Tuesday, February 3, 2015

The Soft Moon: "Deeper"






I was so impressed by the first glimpse of this band that I had to hunt their label down.The album starts off with very industrial ambiance. The first single "Deeper" is pretty damn dark, it might remind you of "Pretty Hate Machine" era Nine Inch Nail, though these guys have put a glossy glaze of weirdness over that formula. the vocal arrangements tend to be more chanted and droning than anything Reznor does. They have a really good and dense synth sound that has the metallic edge of a guitar to it. The Faint is also a good reference point if you are talking "Danse Macabre" days. They are not too depressed to dance as evident on the more upbeat "Far". There is a more organic element to this one The vocal are breathtakingly produced.
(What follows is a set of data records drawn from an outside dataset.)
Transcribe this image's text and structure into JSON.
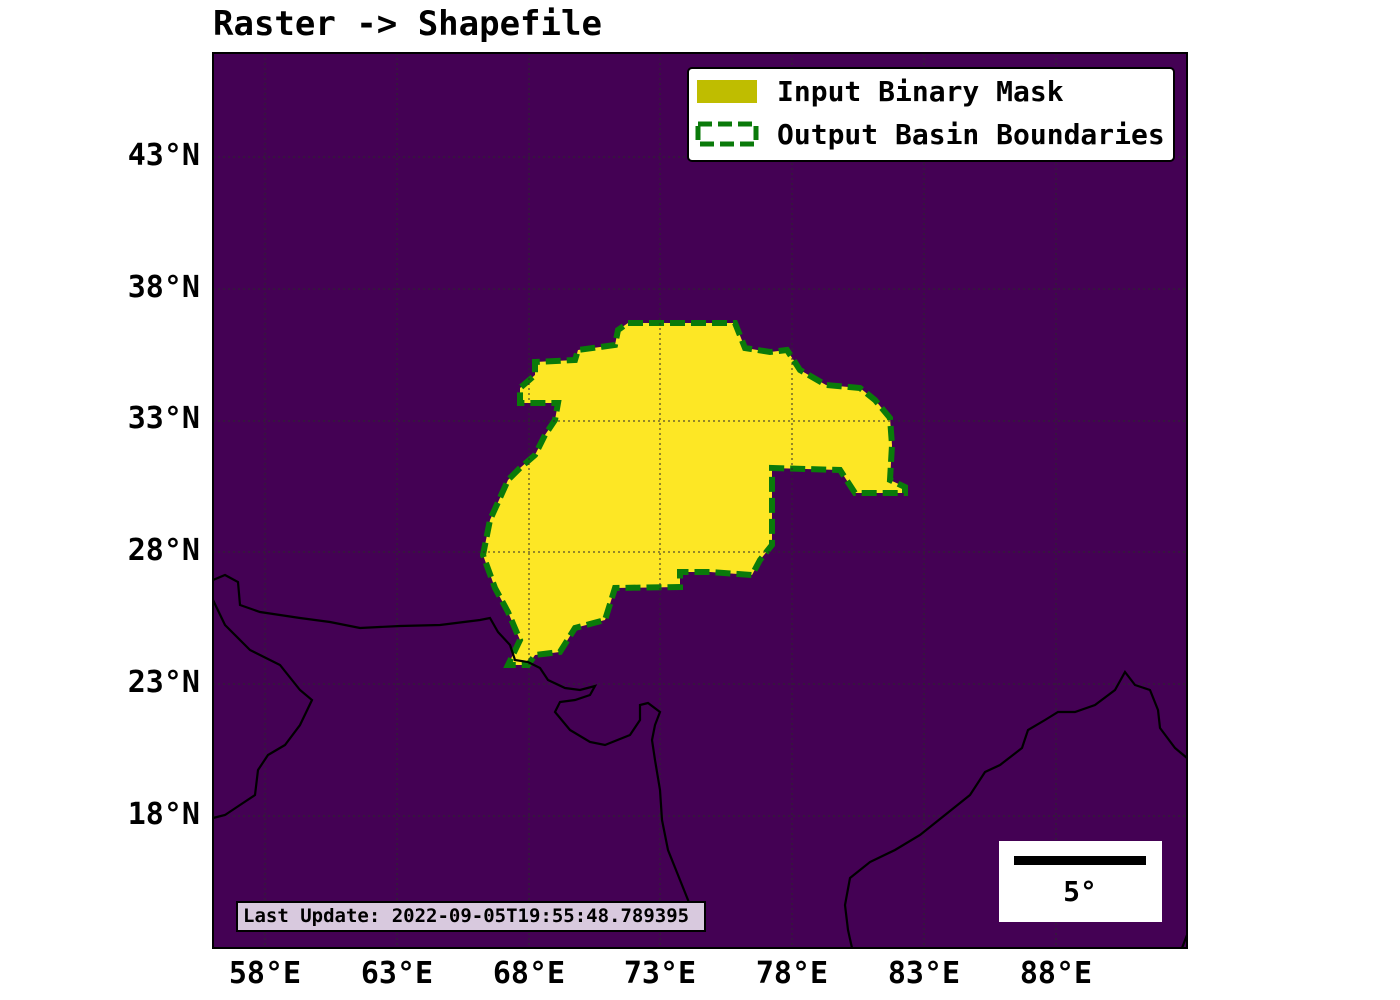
{
  "title": "Raster -> Shapefile",
  "legend": {
    "mask_label": "Input Binary Mask",
    "boundary_label": "Output Basin Boundaries"
  },
  "colors": {
    "background": "#440154",
    "mask": "#fde725",
    "legend_mask_patch": "#bfbd00",
    "boundary": "#0a7a0a",
    "coastline": "#000000",
    "grid": "#333333",
    "timestamp_box": "#d8c9de"
  },
  "axes": {
    "lat_ticks": [
      "43°N",
      "38°N",
      "33°N",
      "28°N",
      "23°N",
      "18°N"
    ],
    "lon_ticks": [
      "58°E",
      "63°E",
      "68°E",
      "73°E",
      "78°E",
      "83°E",
      "88°E"
    ]
  },
  "scale_bar": {
    "label": "5°"
  },
  "timestamp": "Last Update: 2022-09-05T19:55:48.789395"
}
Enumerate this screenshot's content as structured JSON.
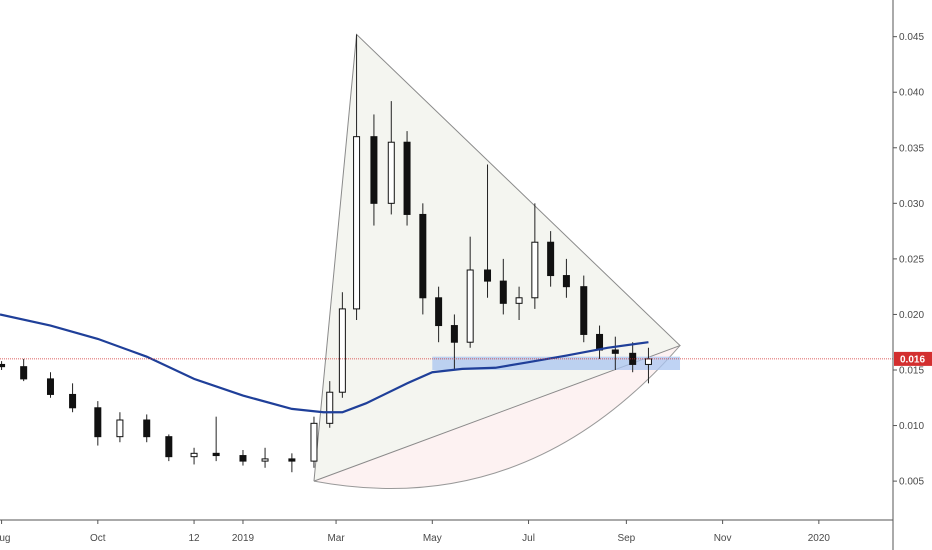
{
  "chart_data": {
    "type": "candlestick",
    "y_axis": {
      "ticks": [
        "0.045",
        "0.040",
        "0.035",
        "0.030",
        "0.025",
        "0.020",
        "0.015",
        "0.010",
        "0.005"
      ],
      "tick_values": [
        0.045,
        0.04,
        0.035,
        0.03,
        0.025,
        0.02,
        0.015,
        0.01,
        0.005
      ],
      "range": [
        0.0015,
        0.0483
      ]
    },
    "x_axis": {
      "ticks": [
        "Aug",
        "Oct",
        "12",
        "2019",
        "Mar",
        "May",
        "Jul",
        "Sep",
        "Nov",
        "2020"
      ],
      "tick_dates": [
        "2018-08-01",
        "2018-10-01",
        "2018-12-01",
        "2019-01-01",
        "2019-03-01",
        "2019-05-01",
        "2019-07-01",
        "2019-09-01",
        "2019-11-01",
        "2020-01-01"
      ],
      "range": [
        "2018-07-31",
        "2020-02-17"
      ]
    },
    "last_price": {
      "value": 0.016,
      "label": "0.016",
      "color": "#d32f2f"
    },
    "moving_average": {
      "color": "#1f3f99",
      "points": [
        [
          "2018-07-31",
          0.02
        ],
        [
          "2018-09-01",
          0.019
        ],
        [
          "2018-10-01",
          0.0178
        ],
        [
          "2018-11-01",
          0.0162
        ],
        [
          "2018-12-01",
          0.0142
        ],
        [
          "2019-01-01",
          0.0127
        ],
        [
          "2019-02-01",
          0.0115
        ],
        [
          "2019-02-21",
          0.0112
        ],
        [
          "2019-03-05",
          0.0112
        ],
        [
          "2019-03-20",
          0.012
        ],
        [
          "2019-04-15",
          0.0138
        ],
        [
          "2019-05-01",
          0.0148
        ],
        [
          "2019-05-20",
          0.0151
        ],
        [
          "2019-06-10",
          0.0152
        ],
        [
          "2019-07-01",
          0.0157
        ],
        [
          "2019-07-25",
          0.0163
        ],
        [
          "2019-08-20",
          0.017
        ],
        [
          "2019-09-15",
          0.0175
        ]
      ]
    },
    "support_zone": {
      "from": "2019-05-01",
      "to": "2019-10-05",
      "low": 0.015,
      "high": 0.0162,
      "color": "#aac4f0"
    },
    "triangle": [
      [
        "2019-02-15",
        0.005
      ],
      [
        "2019-03-14",
        0.0452
      ],
      [
        "2019-10-05",
        0.0172
      ]
    ],
    "candles": [
      [
        "2018-08-01",
        0.0155,
        0.0158,
        0.015,
        0.0153
      ],
      [
        "2018-08-15",
        0.0153,
        0.016,
        0.014,
        0.0142
      ],
      [
        "2018-09-01",
        0.0142,
        0.0148,
        0.0125,
        0.0128
      ],
      [
        "2018-09-15",
        0.0128,
        0.0138,
        0.0112,
        0.0116
      ],
      [
        "2018-10-01",
        0.0116,
        0.0122,
        0.0082,
        0.009
      ],
      [
        "2018-10-15",
        0.009,
        0.0112,
        0.0085,
        0.0105
      ],
      [
        "2018-11-01",
        0.0105,
        0.011,
        0.0085,
        0.009
      ],
      [
        "2018-11-15",
        0.009,
        0.0092,
        0.0068,
        0.0072
      ],
      [
        "2018-12-01",
        0.0072,
        0.008,
        0.0065,
        0.0075
      ],
      [
        "2018-12-15",
        0.0075,
        0.0108,
        0.0068,
        0.0073
      ],
      [
        "2019-01-01",
        0.0073,
        0.0078,
        0.0064,
        0.0068
      ],
      [
        "2019-01-15",
        0.0068,
        0.008,
        0.0062,
        0.007
      ],
      [
        "2019-02-01",
        0.007,
        0.0075,
        0.0058,
        0.0068
      ],
      [
        "2019-02-15",
        0.0068,
        0.0108,
        0.0062,
        0.0102
      ],
      [
        "2019-02-25",
        0.0102,
        0.014,
        0.0098,
        0.013
      ],
      [
        "2019-03-05",
        0.013,
        0.022,
        0.0125,
        0.0205
      ],
      [
        "2019-03-14",
        0.0205,
        0.0452,
        0.0195,
        0.036
      ],
      [
        "2019-03-25",
        0.036,
        0.038,
        0.028,
        0.03
      ],
      [
        "2019-04-05",
        0.03,
        0.0392,
        0.029,
        0.0355
      ],
      [
        "2019-04-15",
        0.0355,
        0.0365,
        0.028,
        0.029
      ],
      [
        "2019-04-25",
        0.029,
        0.03,
        0.02,
        0.0215
      ],
      [
        "2019-05-05",
        0.0215,
        0.0225,
        0.0175,
        0.019
      ],
      [
        "2019-05-15",
        0.019,
        0.02,
        0.015,
        0.0175
      ],
      [
        "2019-05-25",
        0.0175,
        0.027,
        0.017,
        0.024
      ],
      [
        "2019-06-05",
        0.024,
        0.0335,
        0.0215,
        0.023
      ],
      [
        "2019-06-15",
        0.023,
        0.025,
        0.02,
        0.021
      ],
      [
        "2019-06-25",
        0.021,
        0.0225,
        0.0195,
        0.0215
      ],
      [
        "2019-07-05",
        0.0215,
        0.03,
        0.0205,
        0.0265
      ],
      [
        "2019-07-15",
        0.0265,
        0.0275,
        0.0225,
        0.0235
      ],
      [
        "2019-07-25",
        0.0235,
        0.025,
        0.0215,
        0.0225
      ],
      [
        "2019-08-05",
        0.0225,
        0.0235,
        0.0175,
        0.0182
      ],
      [
        "2019-08-15",
        0.0182,
        0.019,
        0.016,
        0.0168
      ],
      [
        "2019-08-25",
        0.0168,
        0.018,
        0.015,
        0.0165
      ],
      [
        "2019-09-05",
        0.0165,
        0.0175,
        0.0148,
        0.0155
      ],
      [
        "2019-09-15",
        0.0155,
        0.017,
        0.0138,
        0.016
      ]
    ]
  }
}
The effect that lay on them are perfect , that is not to say his melody is not pretty fucking as well.

Lyrical they sing about life being hard and killing them inside even when they are dancing. There 90's feeling you think you might get from this is smashed against the kinda of roughened up distortion that once haunted witch house. That drugged spectral sluggish feeling that "witch house" had floats out of a throbbing kraut rock star system on "Wasting" to give it the surreal feeling that shoes gaze often takes you away with. "Wrong" hits with more of an industrial feel, but the kids with the cyber dreads are missing out on this one.



The band is capable of creating a more organic sound on as shown on " Try", but to call it post-punk might be a stretch despite some Cure like undertones in the guitar sounds. They retain tension differently than post-punk bands do. It is more like the sensual marriage of shoe-gaze to new wave that someone like Death of Lovers does, but without delving to deep into the bat-cave, though this would not raise eyebrows if a dj worked it into a goth night soundtrack. If you asked the band if they are goth they would more than likely say no, but then Robert Smith says the same thing.
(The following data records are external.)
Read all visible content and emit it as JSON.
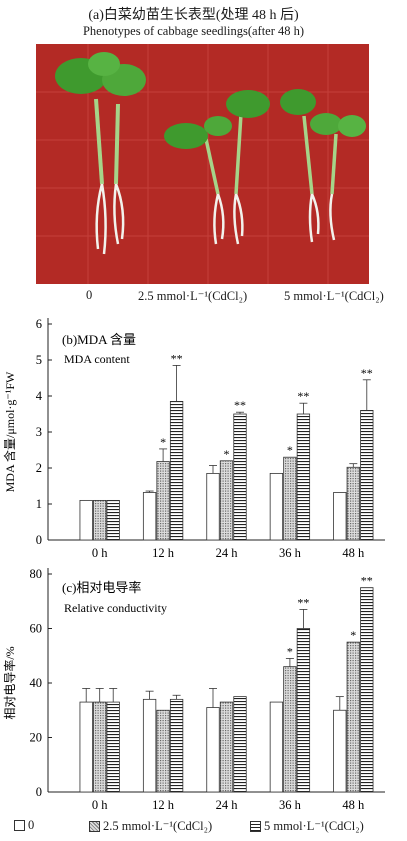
{
  "panel_a": {
    "title_cn": "(a)白菜幼苗生长表型(处理 48 h 后)",
    "title_en": "Phenotypes of cabbage seedlings(after 48 h)",
    "treatments": [
      "0",
      "2.5 mmol·L⁻¹(CdCl₂)",
      "5 mmol·L⁻¹(CdCl₂)"
    ],
    "photo_colors": {
      "background": "#b32a25",
      "grid": "#d2534c",
      "leaf": "#3f9a2e",
      "stem": "#a6d489",
      "root": "#f2f2ec"
    }
  },
  "legend": [
    "0",
    "2.5 mmol·L⁻¹(CdCl₂)",
    "5 mmol·L⁻¹(CdCl₂)"
  ],
  "chart_data": [
    {
      "type": "bar",
      "panel_label_cn": "(b)MDA 含量",
      "panel_label_en": "MDA content",
      "ylabel": "MDA 含量/μmol·g⁻¹FW",
      "xlabel": "",
      "ylim": [
        0,
        6
      ],
      "yticks": [
        0,
        1,
        2,
        3,
        4,
        5,
        6
      ],
      "categories": [
        "0 h",
        "12 h",
        "24 h",
        "36 h",
        "48 h"
      ],
      "series": [
        {
          "name": "0",
          "values": [
            1.1,
            1.32,
            1.85,
            1.85,
            1.32
          ],
          "errors": [
            0,
            0.04,
            0.22,
            0,
            0
          ]
        },
        {
          "name": "2.5 mmol·L⁻¹(CdCl₂)",
          "values": [
            1.1,
            2.18,
            2.2,
            2.3,
            2.02
          ],
          "errors": [
            0,
            0.35,
            0,
            0,
            0.1
          ]
        },
        {
          "name": "5 mmol·L⁻¹(CdCl₂)",
          "values": [
            1.1,
            3.85,
            3.5,
            3.5,
            3.6
          ],
          "errors": [
            0,
            1.0,
            0.05,
            0.3,
            0.85
          ]
        }
      ],
      "significance": [
        [
          "",
          "",
          ""
        ],
        [
          "",
          "*",
          "**"
        ],
        [
          "",
          "*",
          "**"
        ],
        [
          "",
          "*",
          "**"
        ],
        [
          "",
          "",
          "**"
        ]
      ]
    },
    {
      "type": "bar",
      "panel_label_cn": "(c)相对电导率",
      "panel_label_en": "Relative conductivity",
      "ylabel": "相对电导率/%",
      "xlabel": "",
      "ylim": [
        0,
        80
      ],
      "yticks": [
        0,
        20,
        40,
        60,
        80
      ],
      "categories": [
        "0 h",
        "12 h",
        "24 h",
        "36 h",
        "48 h"
      ],
      "series": [
        {
          "name": "0",
          "values": [
            33,
            34,
            31,
            33,
            30
          ],
          "errors": [
            5,
            3,
            7,
            0,
            5
          ]
        },
        {
          "name": "2.5 mmol·L⁻¹(CdCl₂)",
          "values": [
            33,
            30,
            33,
            46,
            55
          ],
          "errors": [
            5,
            0,
            0,
            3,
            0
          ]
        },
        {
          "name": "5 mmol·L⁻¹(CdCl₂)",
          "values": [
            33,
            34,
            35,
            60,
            75
          ],
          "errors": [
            5,
            1.5,
            0,
            7,
            0
          ]
        }
      ],
      "significance": [
        [
          "",
          "",
          ""
        ],
        [
          "",
          "",
          ""
        ],
        [
          "",
          "",
          ""
        ],
        [
          "",
          "*",
          "**"
        ],
        [
          "",
          "*",
          "**"
        ]
      ]
    }
  ]
}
The oppressive industrial mood returns to "Desertion" . The breathy vocals glide over the robot shift of the bass line. A techno synth pattern weaves it's way into the song. It's an apocalyptic hypnosis droning you onto the dance floor. The hollow piano weeps onto cyber punk balladry of "Without" . This is easily something someone like Stabbing Westward or Vast might have dipped into in their hey day. The dramatic vocal build the song's emotional current more than the accompaniment. The electro-grooves they hit can't really be called dark wave. The bass line to "Feel" carries a riveting angular juxtaposition to the guitar shimmering around the vocal accents. The most unexpected and interesting beat on the album is the tribal flourishes on the title track.

The album closes on a weird note, with whispering and samples over a mesmerizing guitar riff that echoes out into a dreamscape of sound, this builds into something that takes a harsh noisy turn after the more industrial elements converge into something kinda heavy sonically not metal . Only the first three and a half minutes are the song the rest is the drawn out feedback of crickets in space. Fans of bands bands ranging from Cold Cave to Skinny Puppy can find something to move them on this album. I'll go and round this up to a 10 as I think some of the songs that departed from the darker beginnings of the album will grow on me and the last thing is more of an outro than a song. Overall it's a pretty incredible listen and one of the first real contenders for album of the year if it sticks with me for the rest of 2015.